There have been 19 homicides at Forest Cove since 2009, according to The Atlanta Journal-Constitution, and tenants also live alongside rats, roaches, and mold.

Atlanta City Councilmember Jason Winston, who represents the district where the dilapidated apartments are located, told Atlanta Civic Circle that Monday’s shooting “should fast-track” the city’s effort to place Forest Cove residents in safe, stable housing. But that’s much easier said than done. 

At the beginning of the year, Mayor Andre Dickens’ office intervened after an Atlanta judge condemned the property and assembled a team to relocate the over 200 tenants and their children, spearheaded by the Community Foundation for Greater Atlanta and aided by local nonprofits. The team crafted a plan with Millennia and the city to move all the tenants to other apartments accepting government-subsidized rent vouchers by the mayor’s deadline of Aug. 1.

But the dearth of available three- and four-bedroom apartments where landlords will accept subsidized rent payments has stifled the relocations as the Aug. 1 start of the Atlanta Public Schools semester fast approaches. The team’s effort finally began to bear fruit last month, with 21 families relocated between June 1 and June 30.

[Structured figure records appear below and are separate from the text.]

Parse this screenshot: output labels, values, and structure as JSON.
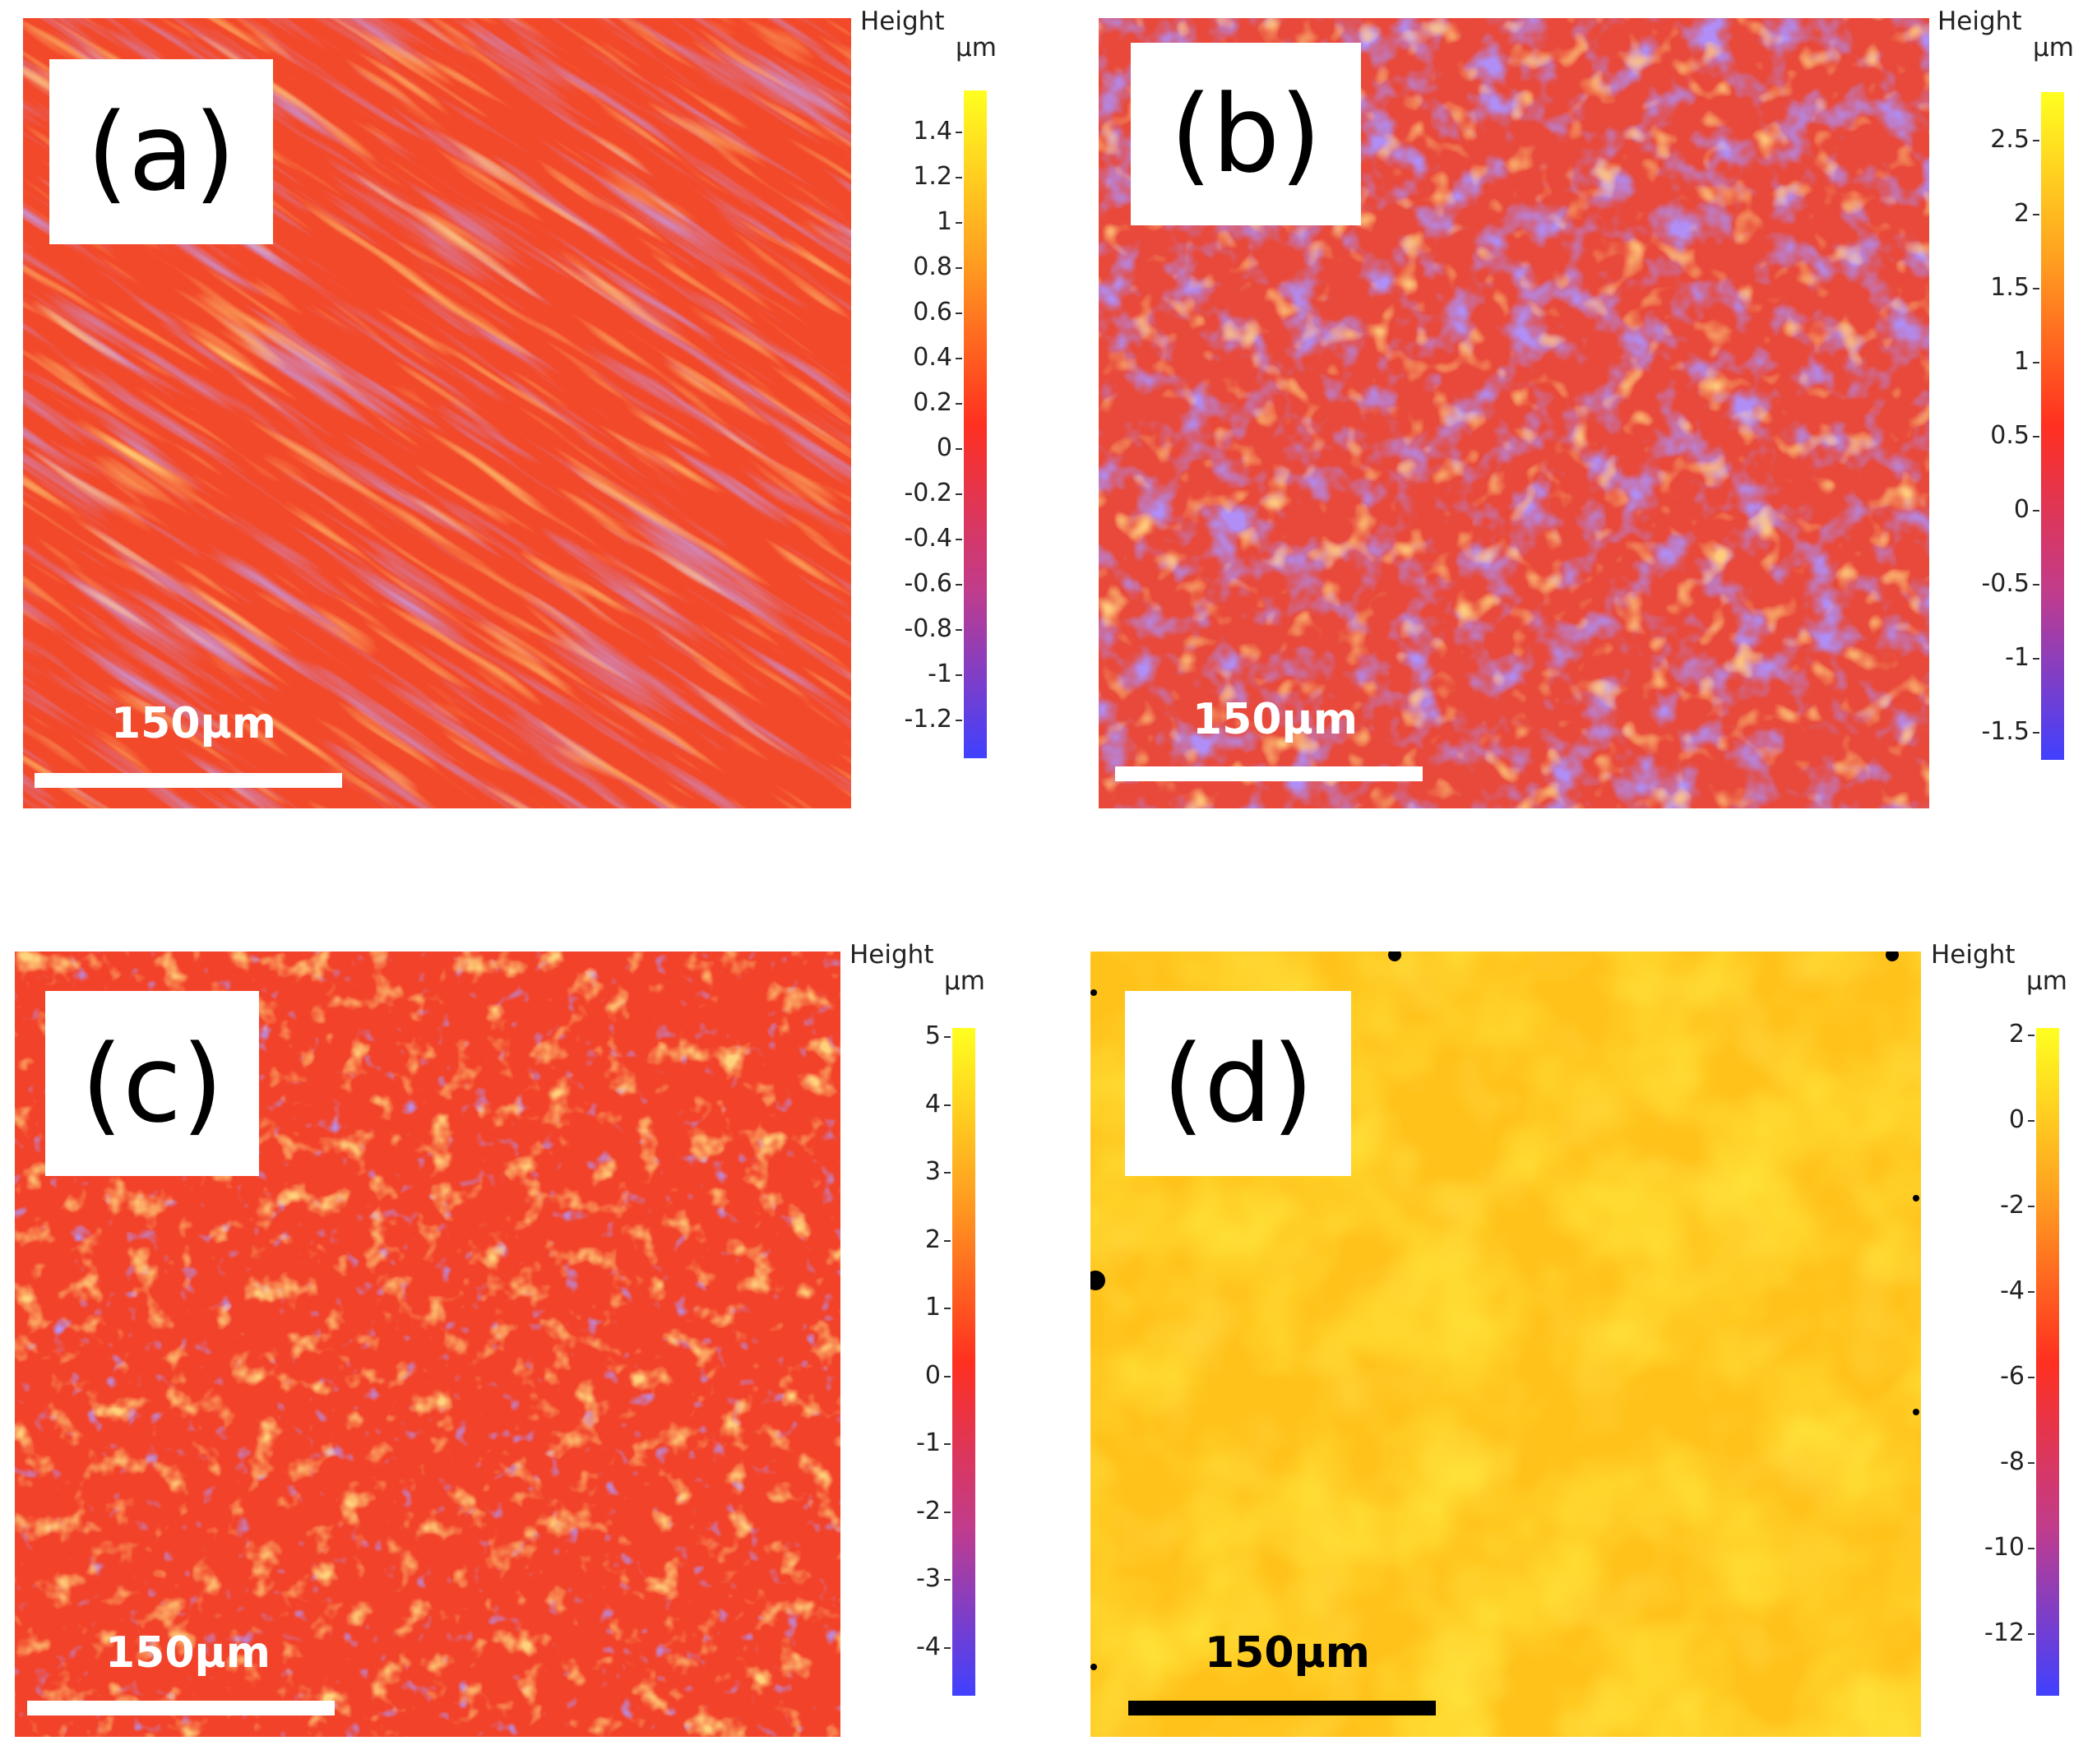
{
  "figure": {
    "panels": [
      {
        "id": "a",
        "label": "(a)",
        "scale_bar_text": "150μm",
        "colorbar_title": "Height",
        "colorbar_unit": "μm",
        "colorbar_ticks": [
          "1.4",
          "1.2",
          "1",
          "0.8",
          "0.6",
          "0.4",
          "0.2",
          "0",
          "-0.2",
          "-0.4",
          "-0.6",
          "-0.8",
          "-1",
          "-1.2"
        ],
        "base_color": "#f2492a",
        "texture": "diagonal-streaks"
      },
      {
        "id": "b",
        "label": "(b)",
        "scale_bar_text": "150μm",
        "colorbar_title": "Height",
        "colorbar_unit": "μm",
        "colorbar_ticks": [
          "2.5",
          "2",
          "1.5",
          "1",
          "0.5",
          "0",
          "-0.5",
          "-1",
          "-1.5"
        ],
        "base_color": "#e8493a",
        "texture": "mottled-blue-red"
      },
      {
        "id": "c",
        "label": "(c)",
        "scale_bar_text": "150μm",
        "colorbar_title": "Height",
        "colorbar_unit": "μm",
        "colorbar_ticks": [
          "5",
          "4",
          "3",
          "2",
          "1",
          "0",
          "-1",
          "-2",
          "-3",
          "-4"
        ],
        "base_color": "#f2432a",
        "texture": "speckled-orange"
      },
      {
        "id": "d",
        "label": "(d)",
        "scale_bar_text": "150μm",
        "colorbar_title": "Height",
        "colorbar_unit": "μm",
        "colorbar_ticks": [
          "2",
          "0",
          "-2",
          "-4",
          "-6",
          "-8",
          "-10",
          "-12"
        ],
        "base_color": "#ffc21a",
        "texture": "uniform-yellow"
      }
    ],
    "colors": {
      "colormap_top": "#ffff20",
      "colormap_mid_upper": "#ffa020",
      "colormap_mid": "#ff3020",
      "colormap_mid_lower": "#c03c8c",
      "colormap_bottom": "#4040ff",
      "scale_bar_light": "#ffffff",
      "scale_bar_dark": "#000000"
    }
  }
}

Housing Justice League activist Foluke Nunn said many remaining residents worry that they could be the next victims of violent crime if the relocation process drags on for too long. “This [shooting] is just making folks even more anxious to leave the property,” she said. “They don’t want to die in Forest Cove.”

In response to that glaring shortage, the relocation team has broadened the scope of its apartment search for apartments—which initially scanned just Fulton, DeKalb, and Clayton counties—to include the entire metro Atlanta area, according to the mayor’s senior advisor, Courtney English.

Even so, the team will likely miss the mayor’s deadline to have everyone—or at least families with school-age children—out of Forest Cove before school starts in August.

The plight of the deteriorating complex’s residents was an impetus for city council legislation earlier in July allowing Atlanta officials to bring in the Fulton County district attorney’s office to prosecute property owners and landlords with residential units in dangerous disrepair.

Fulton District Attorney Fani Willis last week asked each Atlanta City Council member to submit a list of the most problematic properties in their respective districts, saying they will be her office’s first targets in the effort to clean up neglected housing and punish negligent landlords. In extreme cases, the county could use its civil asset forfeiture power to seize their properties, said Willis spokesperson Jeff DiSantis. 

Winston said the new city-county partnership reinforces that “landlords have obligations to their tenants—ones that clearly have not been met for a long time at Forest Cove.”

But unfortunately, Fulton can’t take over the Forest Cove property from Millennia, he said, because a Section 8 agreement with the U.S. Department of Housing and Urban Development places it under the federal government’s purview.

For now, Winston said, the relocation team must redouble its search for available apartments and get Forest Cove residents out of harm’s way.